The San Francisco International Film Festival (SFFILMFestival) presents the topical French drama The Stopover, which explores the after-effects of combat in contemporary warfare. We also get a female lens on the acceptance of women in combat roles and on sexual assault in the military from the co-writer and co-directors, the sisters Delphine and Muriel Coulin.
The Stopover’s title refers to a French combat unit’s three-day stay in a luxurious Cypriot seaside resort. The unit, heading back to France after a tour in Afghanistan, is supposed to decompress at the resort. They are required to engage in group therapy, enhanced by virtual reality goggles. As with any group of gung-ho and mostly macho twenty-somethings, talk therapy is not their thing. But they sure need decompression, because their service included a terrifying engagement in which they lost three comrades.

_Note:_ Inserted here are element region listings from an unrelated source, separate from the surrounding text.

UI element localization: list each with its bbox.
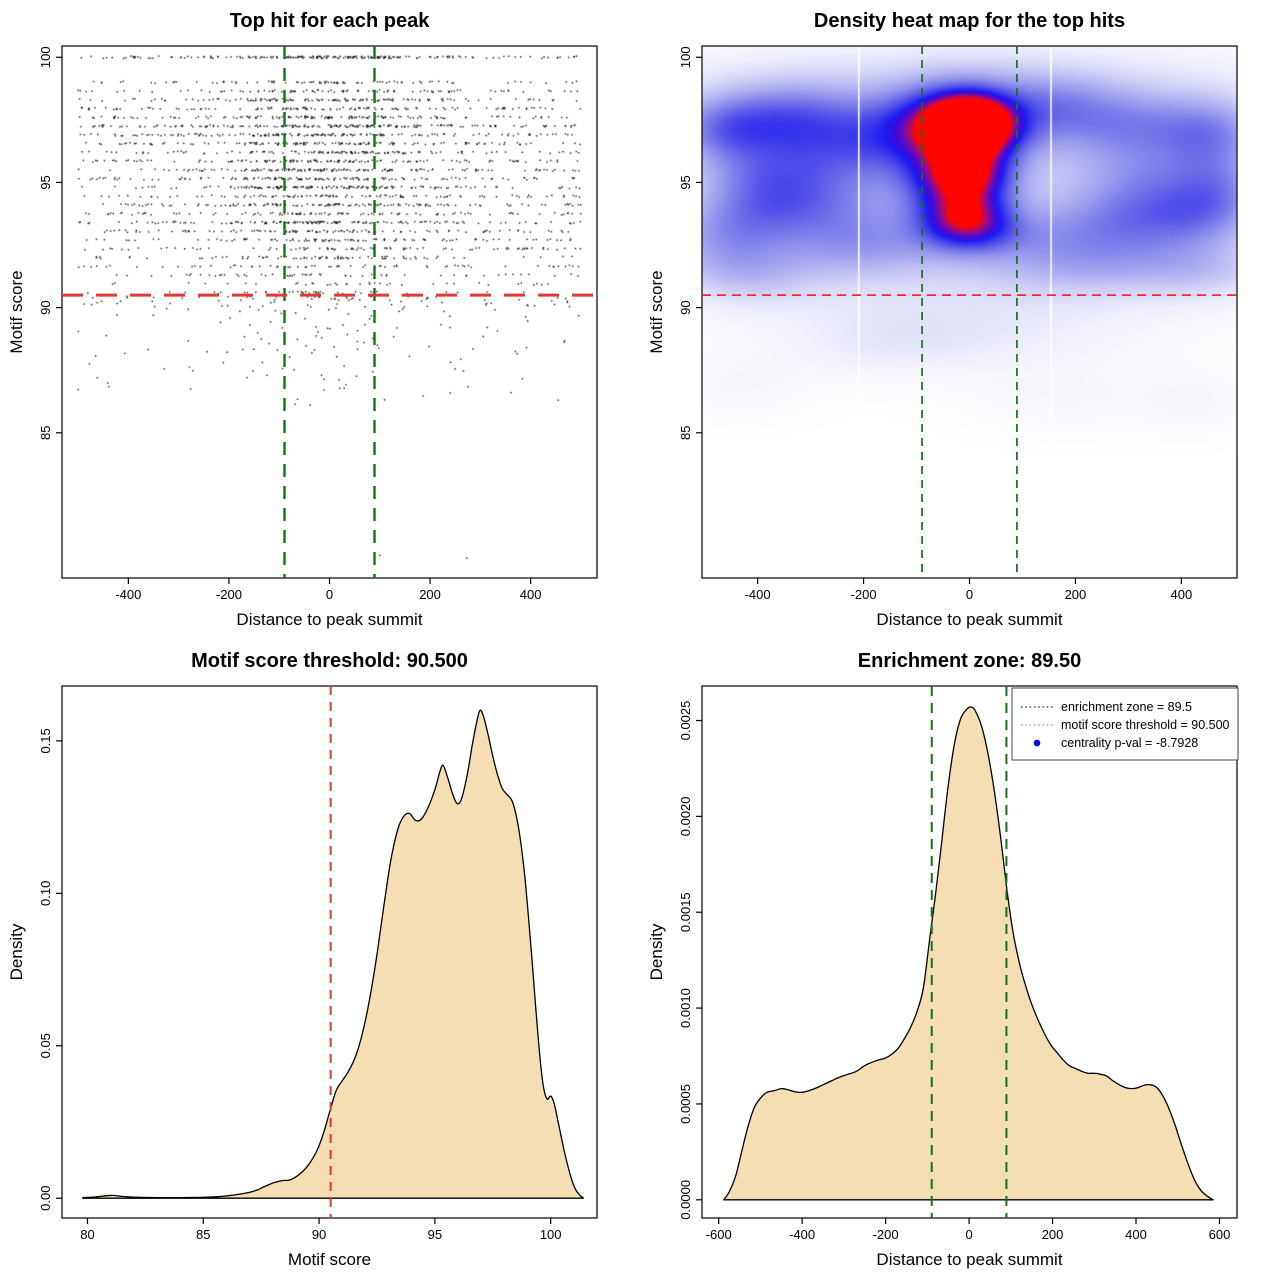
y-tick-label: 0.0020 <box>678 796 693 836</box>
legend-item-label: motif score threshold = 90.500 <box>1061 718 1230 732</box>
x-tick-label: -200 <box>216 587 242 602</box>
legend-swatch-dot <box>1033 739 1041 747</box>
y-tick-label: 0.0010 <box>678 988 693 1028</box>
legend-item-label: enrichment zone = 89.5 <box>1061 700 1192 714</box>
scatter-xlabel: Distance to peak summit <box>236 610 423 629</box>
y-tick-label: 90 <box>678 300 693 314</box>
panel-motif-score-density: 80 85 90 95 100 0.00 0.05 0.10 0.15 Motif score … <box>0 640 640 1280</box>
y-tick-label: 0.0000 <box>678 1180 693 1220</box>
scatter-title: Top hit for each peak <box>229 10 430 32</box>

This combat unit includes women, and The Stopover focuses on Aurore (Ariane Labed and Marine (Soko). The strong and purposeful Aurore has physically recovered from an emotionally (and literally) scarring experience in Afghanistan. The more impulsive Marine, on the other hand, is not a deep thinker, but has a serious chip on her shoulder.
Everyone in the unit wound very, very tightly. Some are fighting to keep psychotic outbursts from bubbling over. Plopping these guys amidst tourists and locals in such an absurdly and artificially tranquil setting creates a powder keg. From start to finish in The Stopover, we’re waiting for any and every character to snap or erupt.
Labed is excellent as Ariane feels need to suppress her PTSD, to mask it with rowdy fun and, finally, to confront it. Labed won Best Actress at the Venice Film Festival for a completely different kind of movie in 2010, the absurdly goofy Attenberg, which I also watched at the San Francisco International Film Festival.
I just can’t take my eyes of Soko, who is a French pop music star. Here, as Marine, she has a feral fierceness. Soko is also a force of nature in the excellent period drama Augustine. She stars in another movie out this year that I’m looking forward to seeing, The Dancer. She brings a simmering intensity to the screen, in contrast to her offbeat, ironic pop music.
The rest of the cast is excellent, too, particularly Karim Leklou as a sergeant with an unresolved issue or two.
The Stopover plays the SFFILMFestival tonight and again this weekend. It’s also programmed in Film Society of Lincoln Center’s sometimes traveling Rendez-vous with French Cinema series. It’s an engrossing and powerful film.